Não chegámos a crescer



não chegámos a crescer


havia um muro enorme que nos separava dos homens de barba e fivela de cinto na mão. uma separação quase ideológica, ramificada por ideias que se confundiam com a sociologia dos livros. os homens de barba e fivela de cinto na mão, extremamente rudes, a urgirem em ensaios de agressão. 

(homens que nunca foram crianças.)

o muro tapava o horizonte que procurávamos desde as janelas. não era de betão. não era de tijolo. era outra coisa. imaginação. era um muro que não acreditávamos poder subir. um muro em que as mãos escorregavam só de pensarem subir. por isso não sonhávamos sequer. ficávamos à beira do muro, a escrever com um giz cada vez mais pequeno. pedíamos os nomes às raparigas a branco. e elas respondiam com o pano negro. por vezes cuspiam nos restos de giz na parede. e o cuspo transformava as letras em desenhos de horror.

(as meninas cada vez menos delicadas. cada vez mais humanas.)

éramos rapazes de rua. o nosso reino sem trono porque no abraço dos rapazes há sempre pouca ordem. andávamos sempre desgovernados, na busca de aventuras rápidas. tínhamos pés de anjo, pequenos, estreitos. e o corpos, quase sempre franzinos, que se escapavam nos intervalos da chuva. assobiávamos para chamar quem quisesse vir. e éramos muitos. um bando de mãos dadas, na dúvida inconsciente de saber quem poderia terminar o verão.

não chegámos a crescer.

o primeiro era sempre o último. na ausência de classificação, nunca acontecem os vencedores. cabíamos todos na mesma estrada porque esta se alargava com os braços de quem chegava. uma estrada como um campo no espaço, num alargamento contínuo porque existem sempre mais rapazes que Homens. 
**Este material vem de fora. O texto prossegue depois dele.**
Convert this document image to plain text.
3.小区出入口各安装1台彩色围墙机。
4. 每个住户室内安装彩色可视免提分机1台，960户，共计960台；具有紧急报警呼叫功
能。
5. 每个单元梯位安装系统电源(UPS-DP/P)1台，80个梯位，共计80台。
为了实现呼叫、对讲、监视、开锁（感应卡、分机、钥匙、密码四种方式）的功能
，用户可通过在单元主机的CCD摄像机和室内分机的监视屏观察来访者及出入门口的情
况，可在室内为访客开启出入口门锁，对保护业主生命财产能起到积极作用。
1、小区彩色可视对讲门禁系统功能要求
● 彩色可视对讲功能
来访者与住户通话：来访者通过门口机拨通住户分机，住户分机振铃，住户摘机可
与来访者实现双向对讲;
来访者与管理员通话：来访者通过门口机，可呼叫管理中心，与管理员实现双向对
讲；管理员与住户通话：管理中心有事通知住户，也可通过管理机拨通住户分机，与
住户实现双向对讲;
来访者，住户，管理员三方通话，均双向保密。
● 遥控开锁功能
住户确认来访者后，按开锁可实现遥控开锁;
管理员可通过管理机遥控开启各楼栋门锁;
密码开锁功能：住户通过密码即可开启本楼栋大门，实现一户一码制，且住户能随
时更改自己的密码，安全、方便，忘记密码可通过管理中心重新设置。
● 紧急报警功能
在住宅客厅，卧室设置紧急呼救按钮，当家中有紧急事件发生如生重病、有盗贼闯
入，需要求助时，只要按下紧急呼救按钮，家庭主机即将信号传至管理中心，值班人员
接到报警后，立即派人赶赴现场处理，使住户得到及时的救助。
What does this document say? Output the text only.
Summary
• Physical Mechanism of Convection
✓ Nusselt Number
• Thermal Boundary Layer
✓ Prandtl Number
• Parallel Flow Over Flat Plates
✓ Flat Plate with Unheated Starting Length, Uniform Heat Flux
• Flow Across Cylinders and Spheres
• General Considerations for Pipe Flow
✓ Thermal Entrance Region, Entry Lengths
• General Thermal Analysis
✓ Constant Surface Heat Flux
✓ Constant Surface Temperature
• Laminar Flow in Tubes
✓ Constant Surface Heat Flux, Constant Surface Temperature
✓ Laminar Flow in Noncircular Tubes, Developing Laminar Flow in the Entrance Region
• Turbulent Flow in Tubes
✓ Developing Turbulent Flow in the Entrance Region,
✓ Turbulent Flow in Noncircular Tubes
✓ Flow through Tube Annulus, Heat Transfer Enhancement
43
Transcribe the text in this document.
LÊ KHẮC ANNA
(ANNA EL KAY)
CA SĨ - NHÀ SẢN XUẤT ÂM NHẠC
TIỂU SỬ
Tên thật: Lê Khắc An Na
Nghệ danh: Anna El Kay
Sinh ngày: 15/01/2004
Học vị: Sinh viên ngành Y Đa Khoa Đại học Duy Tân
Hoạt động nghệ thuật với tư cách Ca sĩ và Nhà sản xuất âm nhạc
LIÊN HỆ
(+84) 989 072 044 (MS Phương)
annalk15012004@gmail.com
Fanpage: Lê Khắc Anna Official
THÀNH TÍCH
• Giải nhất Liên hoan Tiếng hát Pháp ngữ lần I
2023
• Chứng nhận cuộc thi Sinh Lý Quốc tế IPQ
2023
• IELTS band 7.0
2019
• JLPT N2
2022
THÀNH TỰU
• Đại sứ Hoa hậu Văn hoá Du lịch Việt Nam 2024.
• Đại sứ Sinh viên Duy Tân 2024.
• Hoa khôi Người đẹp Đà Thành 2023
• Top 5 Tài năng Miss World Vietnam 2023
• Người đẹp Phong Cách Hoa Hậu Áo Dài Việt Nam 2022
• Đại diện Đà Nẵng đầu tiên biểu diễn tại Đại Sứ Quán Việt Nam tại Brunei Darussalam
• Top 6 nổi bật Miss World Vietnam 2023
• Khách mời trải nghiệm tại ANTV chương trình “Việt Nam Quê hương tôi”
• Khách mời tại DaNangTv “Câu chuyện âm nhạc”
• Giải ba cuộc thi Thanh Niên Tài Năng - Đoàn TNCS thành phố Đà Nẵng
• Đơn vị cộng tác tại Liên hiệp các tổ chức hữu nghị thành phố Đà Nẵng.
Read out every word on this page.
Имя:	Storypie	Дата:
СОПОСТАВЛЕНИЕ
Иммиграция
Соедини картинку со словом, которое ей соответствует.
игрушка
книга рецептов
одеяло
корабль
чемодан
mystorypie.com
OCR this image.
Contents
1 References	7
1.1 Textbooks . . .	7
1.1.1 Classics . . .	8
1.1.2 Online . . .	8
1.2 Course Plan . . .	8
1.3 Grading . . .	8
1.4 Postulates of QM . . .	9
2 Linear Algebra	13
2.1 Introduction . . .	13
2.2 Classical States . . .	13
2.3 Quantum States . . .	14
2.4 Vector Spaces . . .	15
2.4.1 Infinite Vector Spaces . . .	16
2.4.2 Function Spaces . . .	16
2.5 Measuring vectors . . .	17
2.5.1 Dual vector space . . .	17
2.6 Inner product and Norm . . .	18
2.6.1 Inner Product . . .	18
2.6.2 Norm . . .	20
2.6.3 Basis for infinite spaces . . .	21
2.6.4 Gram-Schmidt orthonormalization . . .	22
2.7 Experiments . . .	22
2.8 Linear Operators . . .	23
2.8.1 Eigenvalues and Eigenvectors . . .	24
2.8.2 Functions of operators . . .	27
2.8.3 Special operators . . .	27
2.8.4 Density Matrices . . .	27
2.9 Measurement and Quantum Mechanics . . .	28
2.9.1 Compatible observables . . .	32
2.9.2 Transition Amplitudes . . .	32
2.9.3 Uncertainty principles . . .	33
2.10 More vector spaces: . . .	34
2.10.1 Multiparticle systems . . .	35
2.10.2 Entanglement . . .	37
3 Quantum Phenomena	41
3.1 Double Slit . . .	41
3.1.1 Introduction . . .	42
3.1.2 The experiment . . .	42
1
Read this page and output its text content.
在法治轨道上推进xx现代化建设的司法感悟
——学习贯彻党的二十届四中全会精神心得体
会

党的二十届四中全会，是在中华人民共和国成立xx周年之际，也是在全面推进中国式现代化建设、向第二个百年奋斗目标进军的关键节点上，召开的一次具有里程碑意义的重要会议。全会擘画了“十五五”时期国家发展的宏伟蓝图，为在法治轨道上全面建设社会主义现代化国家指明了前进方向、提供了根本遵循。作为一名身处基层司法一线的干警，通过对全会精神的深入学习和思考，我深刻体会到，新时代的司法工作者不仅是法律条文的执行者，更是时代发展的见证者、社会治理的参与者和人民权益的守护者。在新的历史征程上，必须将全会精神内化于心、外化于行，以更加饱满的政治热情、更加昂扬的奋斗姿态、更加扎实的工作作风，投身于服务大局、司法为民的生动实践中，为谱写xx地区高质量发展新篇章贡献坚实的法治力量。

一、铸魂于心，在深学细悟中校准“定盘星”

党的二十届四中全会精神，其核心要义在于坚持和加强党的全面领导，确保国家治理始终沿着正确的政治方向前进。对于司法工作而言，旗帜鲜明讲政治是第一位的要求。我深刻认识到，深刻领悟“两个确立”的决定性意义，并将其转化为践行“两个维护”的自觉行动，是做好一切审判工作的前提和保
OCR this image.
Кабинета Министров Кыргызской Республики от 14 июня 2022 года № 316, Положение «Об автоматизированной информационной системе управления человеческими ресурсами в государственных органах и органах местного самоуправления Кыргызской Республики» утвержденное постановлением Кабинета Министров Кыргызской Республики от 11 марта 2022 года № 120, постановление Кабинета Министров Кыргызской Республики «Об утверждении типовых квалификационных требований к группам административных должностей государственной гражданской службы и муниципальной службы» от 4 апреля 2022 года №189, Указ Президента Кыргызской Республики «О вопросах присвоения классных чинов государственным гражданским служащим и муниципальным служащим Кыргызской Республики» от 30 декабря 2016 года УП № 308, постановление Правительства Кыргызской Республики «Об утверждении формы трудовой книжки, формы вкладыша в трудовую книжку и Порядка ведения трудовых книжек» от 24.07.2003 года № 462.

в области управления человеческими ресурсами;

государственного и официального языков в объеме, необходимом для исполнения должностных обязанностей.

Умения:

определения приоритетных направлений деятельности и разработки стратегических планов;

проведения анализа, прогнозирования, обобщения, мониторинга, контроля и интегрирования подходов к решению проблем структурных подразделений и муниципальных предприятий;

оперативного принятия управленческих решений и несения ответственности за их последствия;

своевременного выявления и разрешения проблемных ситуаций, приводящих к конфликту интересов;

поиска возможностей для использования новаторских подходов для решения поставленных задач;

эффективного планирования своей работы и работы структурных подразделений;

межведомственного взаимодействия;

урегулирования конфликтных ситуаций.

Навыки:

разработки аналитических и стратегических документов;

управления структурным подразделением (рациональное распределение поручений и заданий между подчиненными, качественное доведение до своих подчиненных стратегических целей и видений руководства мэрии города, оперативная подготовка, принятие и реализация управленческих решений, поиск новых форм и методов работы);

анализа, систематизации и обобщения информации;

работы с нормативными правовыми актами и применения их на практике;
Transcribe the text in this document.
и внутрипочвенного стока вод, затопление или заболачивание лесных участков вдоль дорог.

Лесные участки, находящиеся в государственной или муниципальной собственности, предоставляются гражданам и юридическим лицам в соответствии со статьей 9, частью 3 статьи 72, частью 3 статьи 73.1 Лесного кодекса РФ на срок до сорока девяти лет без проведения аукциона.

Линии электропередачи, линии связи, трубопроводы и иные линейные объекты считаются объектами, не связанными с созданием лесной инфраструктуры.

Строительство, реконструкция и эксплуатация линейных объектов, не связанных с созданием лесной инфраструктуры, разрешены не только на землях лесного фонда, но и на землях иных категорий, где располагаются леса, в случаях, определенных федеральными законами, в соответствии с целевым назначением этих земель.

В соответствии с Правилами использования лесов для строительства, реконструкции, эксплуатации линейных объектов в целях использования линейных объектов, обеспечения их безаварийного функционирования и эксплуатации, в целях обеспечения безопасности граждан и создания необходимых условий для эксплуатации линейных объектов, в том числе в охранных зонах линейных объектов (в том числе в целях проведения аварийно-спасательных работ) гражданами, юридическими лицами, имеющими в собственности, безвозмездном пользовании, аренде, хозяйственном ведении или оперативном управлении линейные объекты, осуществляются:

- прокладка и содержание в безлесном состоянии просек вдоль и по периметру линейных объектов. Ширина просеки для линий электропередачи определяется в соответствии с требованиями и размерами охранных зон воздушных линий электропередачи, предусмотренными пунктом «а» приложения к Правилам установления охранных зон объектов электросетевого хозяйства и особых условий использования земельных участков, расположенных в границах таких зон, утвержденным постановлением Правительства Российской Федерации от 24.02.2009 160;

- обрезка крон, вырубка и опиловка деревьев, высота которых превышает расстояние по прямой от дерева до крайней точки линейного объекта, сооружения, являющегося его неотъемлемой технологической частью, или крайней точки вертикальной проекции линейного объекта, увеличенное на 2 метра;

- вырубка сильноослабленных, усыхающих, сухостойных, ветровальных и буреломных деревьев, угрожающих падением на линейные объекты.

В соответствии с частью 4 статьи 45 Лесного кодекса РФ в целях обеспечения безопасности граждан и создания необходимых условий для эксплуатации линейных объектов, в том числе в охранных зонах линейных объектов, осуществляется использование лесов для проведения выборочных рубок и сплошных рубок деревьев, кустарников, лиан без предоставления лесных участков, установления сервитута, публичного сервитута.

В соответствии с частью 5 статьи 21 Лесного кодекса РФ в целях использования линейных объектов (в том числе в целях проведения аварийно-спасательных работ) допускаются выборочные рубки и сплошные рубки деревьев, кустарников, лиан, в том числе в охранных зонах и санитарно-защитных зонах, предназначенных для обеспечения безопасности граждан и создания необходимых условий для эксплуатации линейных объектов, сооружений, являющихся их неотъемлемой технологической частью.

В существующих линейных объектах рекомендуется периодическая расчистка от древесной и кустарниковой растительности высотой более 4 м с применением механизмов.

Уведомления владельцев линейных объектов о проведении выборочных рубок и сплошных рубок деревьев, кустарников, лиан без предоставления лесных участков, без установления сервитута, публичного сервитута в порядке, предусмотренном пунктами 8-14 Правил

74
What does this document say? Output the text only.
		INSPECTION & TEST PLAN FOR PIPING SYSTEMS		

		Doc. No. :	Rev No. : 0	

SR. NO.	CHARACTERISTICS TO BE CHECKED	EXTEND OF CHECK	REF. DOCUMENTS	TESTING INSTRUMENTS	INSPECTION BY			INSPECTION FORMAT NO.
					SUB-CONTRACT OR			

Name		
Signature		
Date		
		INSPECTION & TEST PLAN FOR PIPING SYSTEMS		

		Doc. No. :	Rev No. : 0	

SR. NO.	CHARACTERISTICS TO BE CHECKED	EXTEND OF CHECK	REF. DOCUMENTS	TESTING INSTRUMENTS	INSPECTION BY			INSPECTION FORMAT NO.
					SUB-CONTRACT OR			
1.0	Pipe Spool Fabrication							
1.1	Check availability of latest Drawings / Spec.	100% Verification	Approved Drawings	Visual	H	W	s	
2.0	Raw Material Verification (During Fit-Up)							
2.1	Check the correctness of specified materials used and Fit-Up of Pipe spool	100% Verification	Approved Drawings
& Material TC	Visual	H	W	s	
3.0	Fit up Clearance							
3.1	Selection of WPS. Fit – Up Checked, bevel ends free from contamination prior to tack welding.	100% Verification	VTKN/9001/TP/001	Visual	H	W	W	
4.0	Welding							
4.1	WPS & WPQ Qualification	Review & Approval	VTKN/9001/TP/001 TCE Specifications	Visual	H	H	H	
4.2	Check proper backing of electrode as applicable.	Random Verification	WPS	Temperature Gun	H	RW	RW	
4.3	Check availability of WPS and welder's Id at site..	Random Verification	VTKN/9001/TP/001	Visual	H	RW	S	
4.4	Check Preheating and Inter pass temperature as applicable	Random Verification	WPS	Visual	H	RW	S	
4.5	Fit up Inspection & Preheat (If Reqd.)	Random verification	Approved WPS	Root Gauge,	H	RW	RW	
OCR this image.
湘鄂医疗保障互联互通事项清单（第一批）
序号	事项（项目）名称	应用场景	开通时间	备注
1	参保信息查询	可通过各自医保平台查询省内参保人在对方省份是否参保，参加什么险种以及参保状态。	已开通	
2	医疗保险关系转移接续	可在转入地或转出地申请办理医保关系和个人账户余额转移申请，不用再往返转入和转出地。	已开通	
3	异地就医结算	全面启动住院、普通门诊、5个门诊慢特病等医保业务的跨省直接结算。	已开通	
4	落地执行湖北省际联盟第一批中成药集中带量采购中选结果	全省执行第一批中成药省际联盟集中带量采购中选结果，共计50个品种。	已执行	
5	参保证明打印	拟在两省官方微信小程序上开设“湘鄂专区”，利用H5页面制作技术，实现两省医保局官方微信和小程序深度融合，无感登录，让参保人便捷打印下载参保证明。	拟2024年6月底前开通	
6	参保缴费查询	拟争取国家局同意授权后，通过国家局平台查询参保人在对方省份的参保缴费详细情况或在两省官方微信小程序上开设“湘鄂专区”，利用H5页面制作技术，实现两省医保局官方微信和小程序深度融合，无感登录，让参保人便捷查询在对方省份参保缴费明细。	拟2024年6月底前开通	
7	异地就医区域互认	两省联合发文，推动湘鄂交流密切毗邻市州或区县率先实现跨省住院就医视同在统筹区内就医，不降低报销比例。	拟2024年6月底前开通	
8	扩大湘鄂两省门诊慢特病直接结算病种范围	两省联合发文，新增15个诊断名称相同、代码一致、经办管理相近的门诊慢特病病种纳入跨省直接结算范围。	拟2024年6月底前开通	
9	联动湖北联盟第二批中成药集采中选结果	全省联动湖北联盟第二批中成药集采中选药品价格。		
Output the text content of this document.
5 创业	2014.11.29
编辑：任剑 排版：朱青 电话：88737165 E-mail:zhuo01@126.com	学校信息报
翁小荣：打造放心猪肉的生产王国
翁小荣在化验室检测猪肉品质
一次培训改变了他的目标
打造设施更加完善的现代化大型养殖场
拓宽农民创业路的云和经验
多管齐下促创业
por vezes, quando as brincadeiras eram mais acompanhadas de silêncio, conseguíamos ouvir a fivela dos cintos do outro lado do muro. ouvíamos os gritos de quem era acertado. a dor que se espalhava pelo ar, trazida pelo vento. a dor que a fivela deixava na pele e a certeza de menos uma criança.

nesses dias, ficávamos sentado à beira do muro. com o giz pousado no chão. sem vontade de escrever palavras bonitas para as meninas. importados com a dor do outro lado. tristes por existirem homens de barba. tristes.

não era sempre. mas cada vez era mais constante. o som da fivela. os gritos. a dor. a repetirem-se na ventania. a assustarem o nosso lado do muro. 

um dia, a fivela calou-se. um outro barulho começou a aparecer. era mais violento. como o som de duas pedras em batalha. um som que lembrava copos partidos. e foi a partir desse dia que começámos a imaginar a queda do muro. olhávamos uns para os outros e dissemos:

- o muro vai cair. rapazes, o muro vai cair.

Não chegámos a crescer. Não chegámos a crescer. Não chegámos a crescer. Não chegámos a crescer.

o muro caiu e o mundo morreu. levou os corpos que outrora eram capazes de escapar nos intervalos da chuva. o mundo morreu e o verão nunca mais voltou.